深度学习学习记录-1【端到端压缩/compressai/自编码器】

mastermind13

已于 2024-08-05 16:33:56 修改

阅读量929

点赞数 22

文章标签：学习

于 2024-08-05 16:19:42 首次发布

本文链接：https://blog.csdn.net/m0_52392211/article/details/140656994

版权

1.compressai库安装

1.1安装步骤

1.2报错与解决：

1.2.1 No module named 'compressai._CXX'

1.2.2 关于C++的报错，一般建议升级项目所在环境中的gcc/g++版本（linux系统）

1.compressai库安装

1.1安装步骤

建议项目安装至虚拟环境

git clone https://github.com/InterDigitalInc/CompressAI compressai
cd compressai
pip install -U pip && pip install -e .

1.2报错与解决：

1.2.1 No module named 'compressai._CXX'

报错来源：运行train.py时，在from compressai_.CXX处，compressai文件下的两个pyd文件无法被正常调用（在本地pycharm上模型可以正常训练，代码上传至服务器后不可以）： _CXX.cp39-win_amd64.pyd和ans.cp39-win_amd64.pyd。

解决思路：在服务器中重新安装一遍compressai库，模型可用正常训练，不再报错

1.2.2 关于C++的报错，一般建议升级项目所在环境中的gcc/g++版本（linux系统）

解决思路：不同环境根据需求安装不同版本GCC，需要保证各版本共存

1.安装gcc/g++

sudo add-apt-repository ppa:ubuntu-toolchain-r/test
sudo apt update
sudo apt install gcc-9 g++-9

在运行第一行时出现如下报错，可用直接运行第三行：

Cannot add PPA: 'ppa:~jonathonf/ubuntu/gcc-9.4'.
The user named '~jonathonf' has no PPA named 'ubuntu/gcc-9.4'

检测apt源是否有想要安装的包的版本：

sudo apt-cache search gcc # gcc可替换为其他包名，同样是有效的查询
sudo apt-cache show gcc #展示版本号

2.检查是否安装成功

运行：gcc --version 和 g++ --version，出现以下即安装新版本成功

如果出现的版本仍为原来的版本，采用3.中的方法（设置版本优先级）

3.设置默认版本

查看已安装版本：dpkg -l | grep gcc

使用update-alternatives管理系统多版本,将安装好的新版本设置为默认版本（通过优先级设置）。

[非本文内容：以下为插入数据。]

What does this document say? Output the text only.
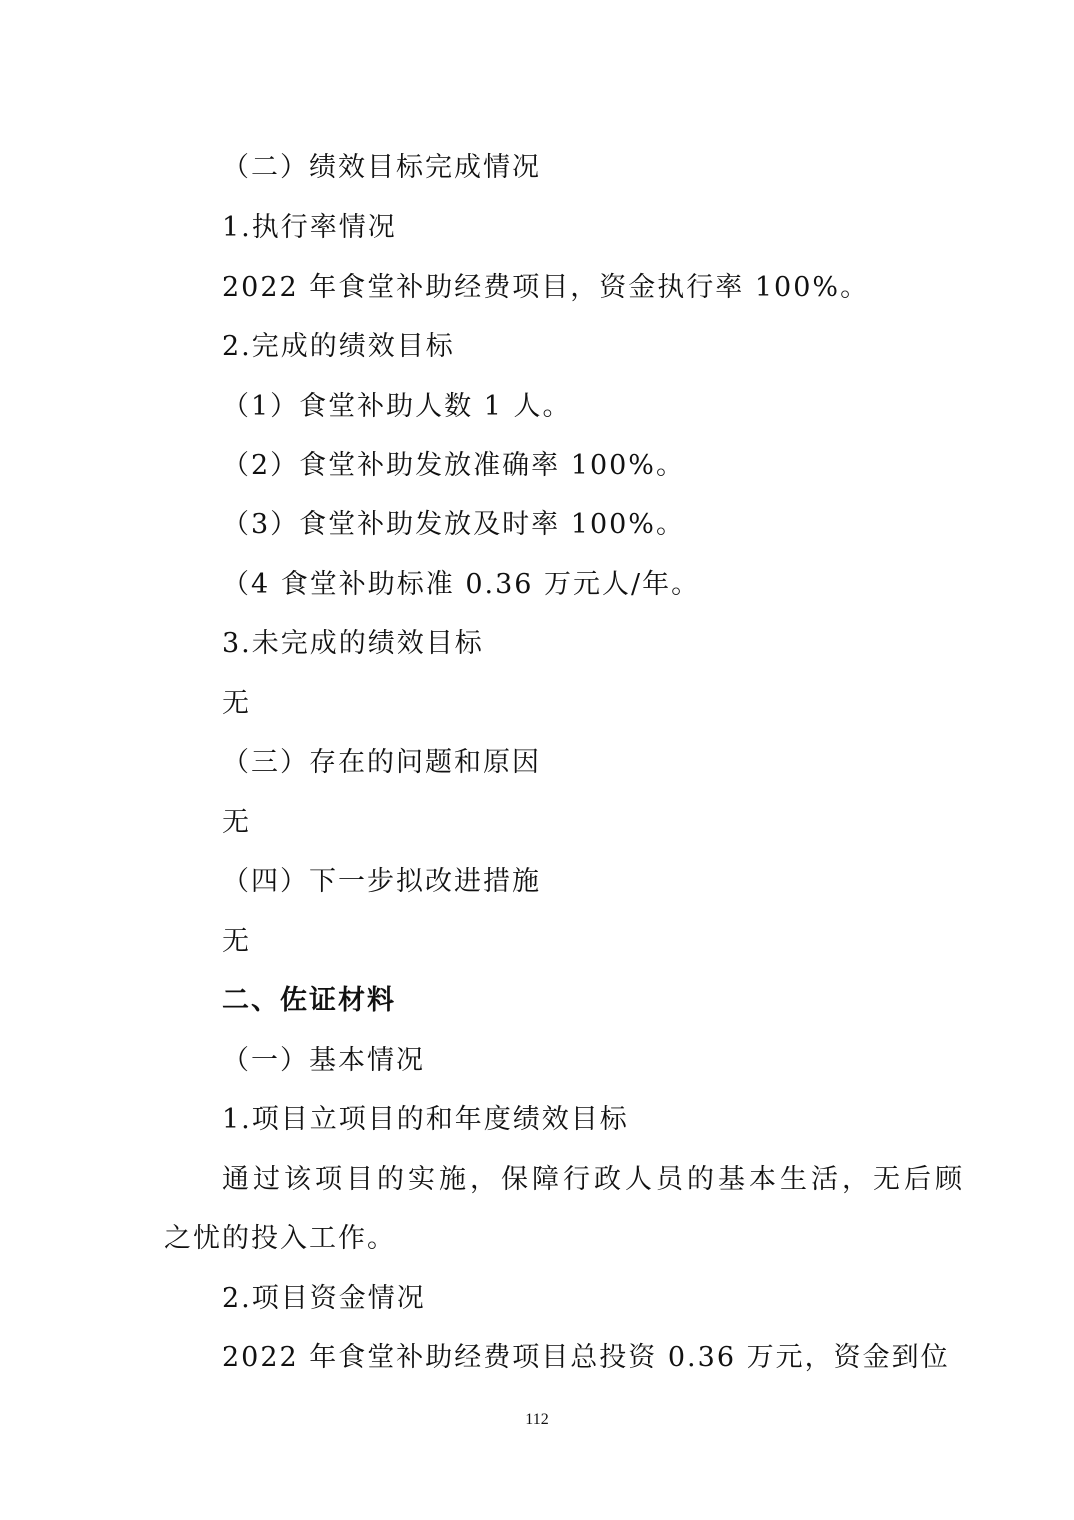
（二）绩效目标完成情况
1.执行率情况
2022 年食堂补助经费项目，资金执行率 100%。
2.完成的绩效目标
（1）食堂补助人数 1 人。
（2）食堂补助发放准确率 100%。
（3）食堂补助发放及时率 100%。
（4 食堂补助标准 0.36 万元人/年。
3.未完成的绩效目标
无
（三）存在的问题和原因
无
（四）下一步拟改进措施
无
二、佐证材料
（一）基本情况
1.项目立项目的和年度绩效目标
通过该项目的实施，保障行政人员的基本生活，无后顾
之忧的投入工作。
2.项目资金情况
2022 年食堂补助经费项目总投资 0.36 万元，资金到位
112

其中主命令--install 将/usr/bin/gcc gcc更新至/usr/bin/gcc-4.7版本，20是优先级别（数字越大，优先级别越高），--slave将随主命令的更新而更新，保证gcc和g++编译器版本一致。

#安装软链接
sudo update-alternatives --install /usr/bin/gcc gcc /usr/bin/gcc-9 20 --slave /usr/bin/g++ g++ /usr/bin/g++-9
sudo update-alternatives --install /usr/bin/gcc gcc /usr/bin/gcc-7 10 --slave /usr/bin/g++ g++ /usr/bin/g++-7
#删除软链接
sudo update-alternatives --install /usr/bin/gcc gcc /usr/bin/gcc-9 --slave /usr/bin/g++ g++ /usr/bin/g++-9

查看可选择的gcc版本：sudo update-alternatives --config gcc

前面带*即现在的版本，可以输入selection列对应数字选择想要的版本

2.模型训练(examples)

examples中包含三类对象（image、pointcloud、video）的模型训练代码，本项目只关注image。compressai库中包含多个压缩模型，各模型都是在base class:CompressionModel的基础上添加压缩/重建模块构成自编码器。以bmshj2018-factorized为例：

注释给出了模型框架：输入图像数据x，通过编码器g_a（将输入映射到一个低维的潜在空间latent space，形成编码code或潜在表示latent representation）得到输出y，经过量化Q、熵瓶颈EB得到y_hat，最后输入解码器g_s得到重建数据x_hat。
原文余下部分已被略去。